If the Genesis account were applied to our creation, the earth was created not millions of years ago, but about 6000 years ago, and mankind was created, full-blown, at the same time. Science has proved that to be impossible.
If this account is correct, all human beings come from the one common stock, and any differences that some may wish to characterise as ethnic or racial are not genetic. They have come about because people have lived different lives. My humanity is the same as the humanity of the blackfella. Any differences between us come only from the way in which our ancestors have lived.
I find that view to be immensely comforting. It puts a big dent in the views of those who want to say that people are intrinsically different. At least genetically, all humans are born equal.
All this makes it hard for us humans to be sanely racist. It makes it hard for God, too.
In the last century and a half or so, we have made big discoveries in the way that we see ourselves and the universe. I regard all those discoveries as being neutral on the question of whether God exists. God is no more or less of a mystery to me than the Big Bang, or our evolution from the apes over millions of years, or a universe that goes for millions of light years. We can put all those terms into grammatically correct and apparently logically sound sentences, but in the end we have no real idea what is entailed by these ungovernable notions.

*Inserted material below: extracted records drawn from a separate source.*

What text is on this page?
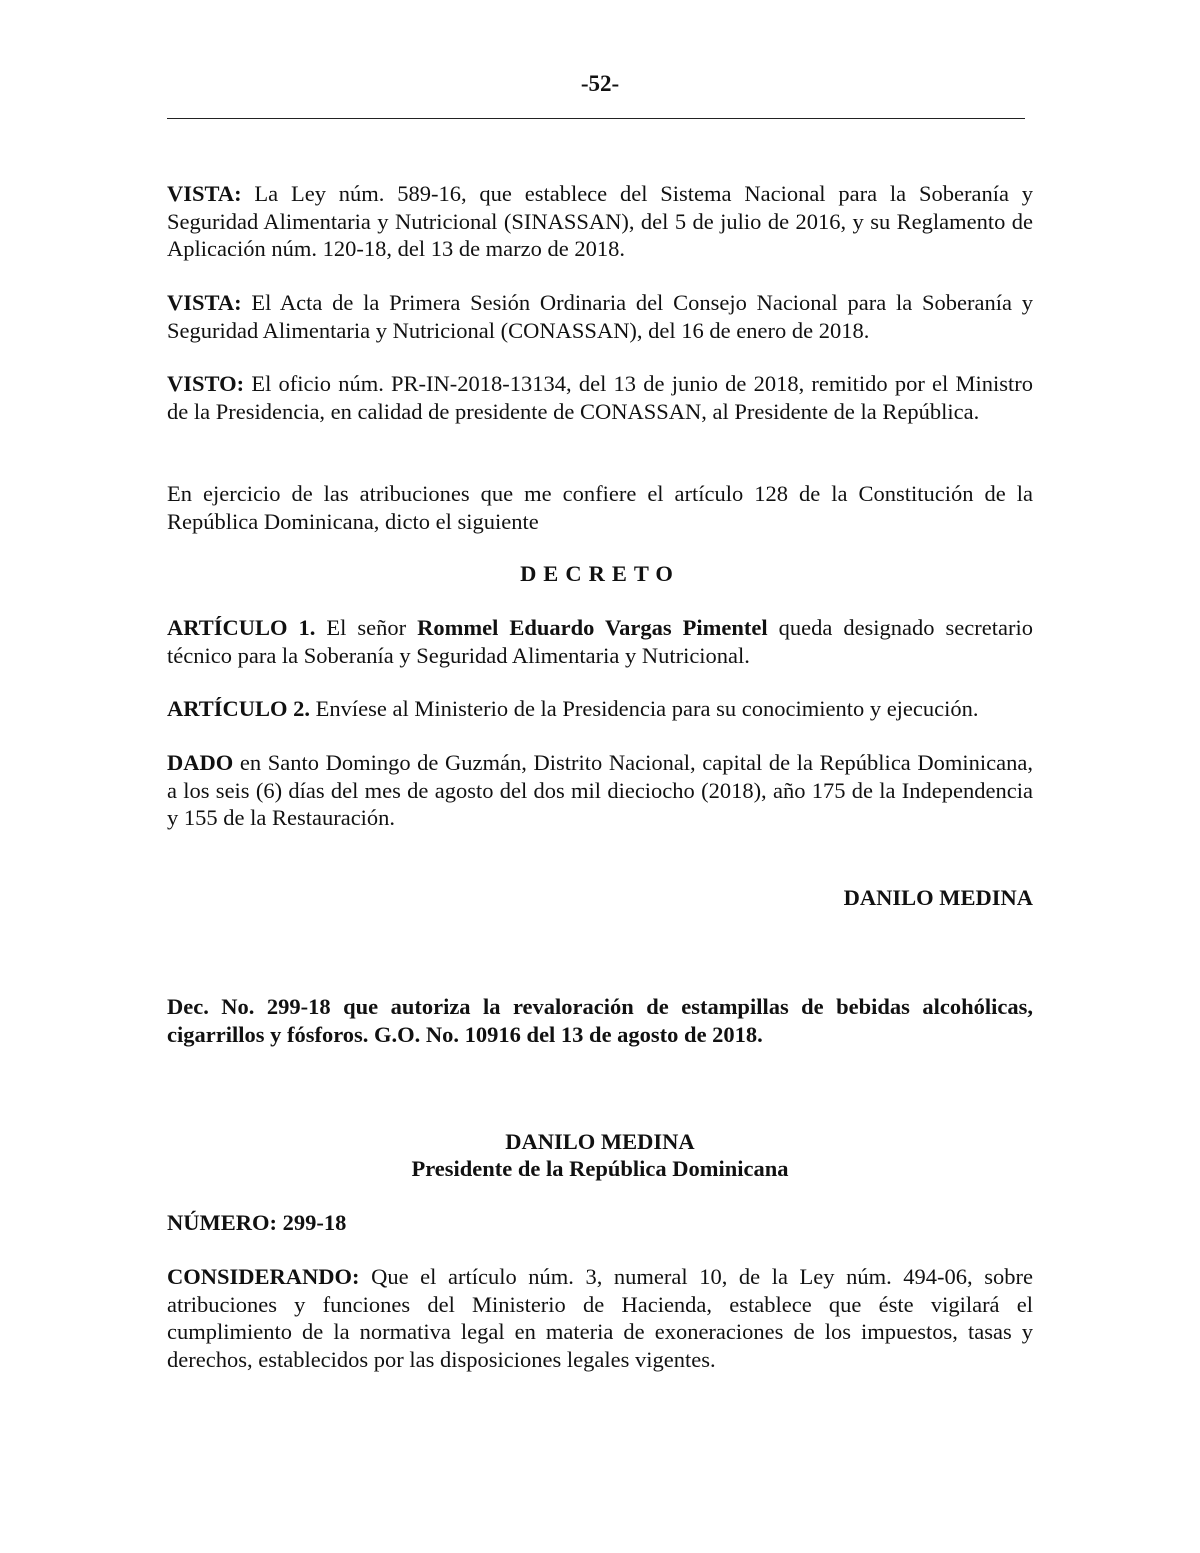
-52-

VISTA: La Ley núm. 589-16, que establece del Sistema Nacional para la Soberanía y Seguridad Alimentaria y Nutricional (SINASSAN), del 5 de julio de 2016, y su Reglamento de Aplicación núm. 120-18, del 13 de marzo de 2018.

VISTA: El Acta de la Primera Sesión Ordinaria del Consejo Nacional para la Soberanía y Seguridad Alimentaria y Nutricional (CONASSAN), del 16 de enero de 2018.

VISTO: El oficio núm. PR-IN-2018-13134, del 13 de junio de 2018, remitido por el Ministro de la Presidencia, en calidad de presidente de CONASSAN, al Presidente de la República.

En ejercicio de las atribuciones que me confiere el artículo 128 de la Constitución de la República Dominicana, dicto el siguiente

DECRETO

ARTÍCULO 1. El señor Rommel Eduardo Vargas Pimentel queda designado secretario técnico para la Soberanía y Seguridad Alimentaria y Nutricional.

ARTÍCULO 2. Envíese al Ministerio de la Presidencia para su conocimiento y ejecución.

DADO en Santo Domingo de Guzmán, Distrito Nacional, capital de la República Dominicana, a los seis (6) días del mes de agosto del dos mil dieciocho (2018), año 175 de la Independencia y 155 de la Restauración.

DANILO MEDINA

Dec. No. 299-18 que autoriza la revaloración de estampillas de bebidas alcohólicas, cigarrillos y fósforos. G.O. No. 10916 del 13 de agosto de 2018.

DANILO MEDINA

Presidente de la República Dominicana

NÚMERO: 299-18

CONSIDERANDO: Que el artículo núm. 3, numeral 10, de la Ley núm. 494-06, sobre atribuciones y funciones del Ministerio de Hacienda, establece que éste vigilará el cumplimiento de la normativa legal en materia de exoneraciones de los impuestos, tasas y derechos, establecidos por las disposiciones legales vigentes.
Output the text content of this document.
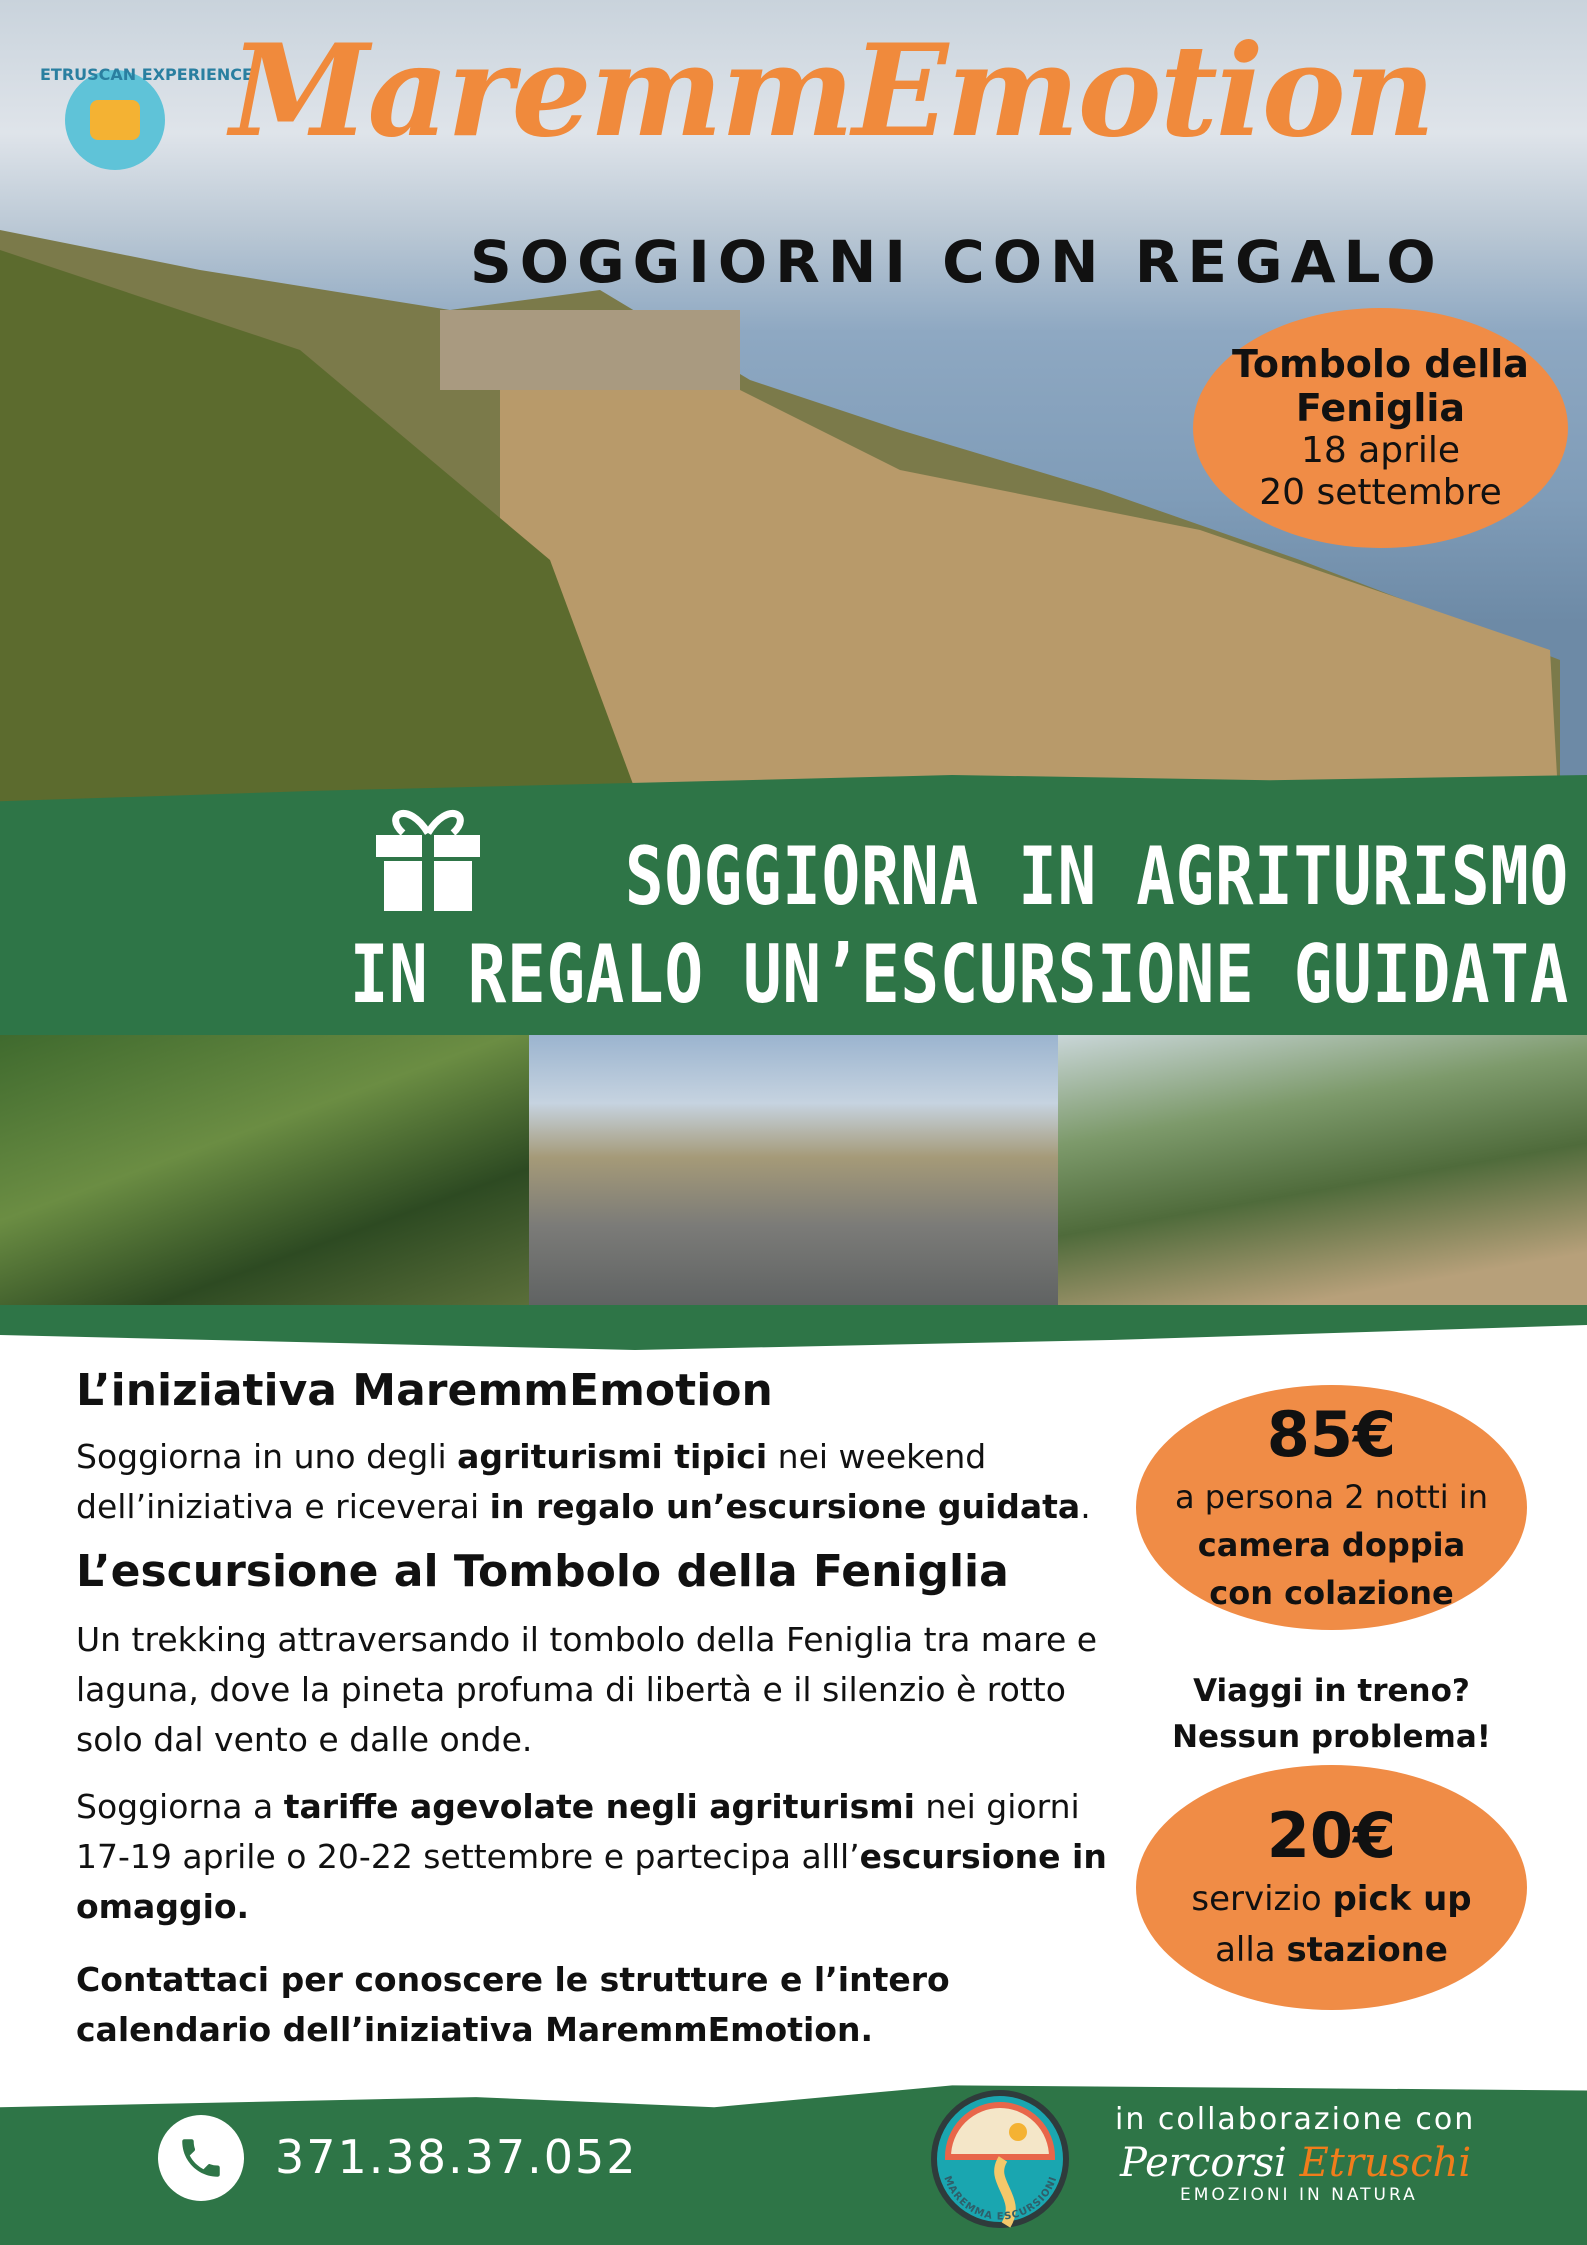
ETRUSCAN EXPERIENCE
MaremmEmotion
SOGGIORNI CON REGALO
Tombolo della Feniglia
18 aprile
20 settembre
SOGGIORNA IN AGRITURISMO
IN REGALO UN’ESCURSIONE GUIDATA
L’iniziativa MaremmEmotion
Soggiorna in uno degli agriturismi tipici nei weekend dell’iniziativa e riceverai in regalo un’escursione guidata.
L’escursione al Tombolo della Feniglia
Un trekking attraversando il tombolo della Feniglia tra mare e laguna, dove la pineta profuma di libertà e il silenzio è rotto solo dal vento e dalle onde.
Soggiorna a tariffe agevolate negli agriturismi nei giorni 17-19 aprile o 20-22 settembre e partecipa alll’escursione in omaggio.
Contattaci per conoscere le strutture e l’intero calendario dell’iniziativa MaremmEmotion.
85€
a persona 2 notti in
camera doppia
con colazione
Viaggi in treno?
Nessun problema!
20€
servizio pick up
alla stazione
371.38.37.052	MAREMMA ESCURSIONI
in collaborazione con
Percorsi Etruschi
EMOZIONI IN NATURA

But the discoveries and proofs of mankind are not neutral on the history of any such God that we may choose to believe in. We now know that God could not have done what the Bible says that he did. And we now know that the people that the Bible says that he chose to make a covenant with did not have the history – that is, they were not the people – that the Bible says that they had; they were not the people that the Bible said they were. They had come out of Africa, and down not from Adam and Eve, just over the hill, and not so long ago, and with a traceable ancestry.
You would not want to go to a bank and ask for money on the basis of a security whose title rested on a covenant given by a God that did not exist to a people that did not exist. Or at least where the root of title of your documentary security seriously misrepresented the parties to the relevant covenant and was out of whack in its historical timing to the tune of 200,000 years or so.
Lord Renfrew quotes from a distinguished anthropologist who wanted to give a definition of religion that avoided any mention of the supernatural. He came up with this definition: ‘a system of symbols which acts to establish powerful, pervasive and long-lasting moods and motivations in men by formulating concepts of a general order of existence and clothing these concepts were such an aura of flexibility that the moods and motivations seem uniquely realistic.’ As the learned author remarks, a frivolous reader could see in this definition not so much a description of ‘religion’ as ‘of another powerful and ubiquitous presence in our society,’ that is, money. Our movement from the apes has in truth had its ups and downs.
There is probably enough there for some people to digest without passing on the suggestion that our evolution from the apes was finally induced by climate change in the Great Rift Valley in Ethiopia. That might be the last straw for some of our Republican brothers and sisters over the Pacific, or for readers of The Australian Spectator.
Speaking of remembering times past, I wish you a happy new year, although I am myself coming to prefer the Chinese model.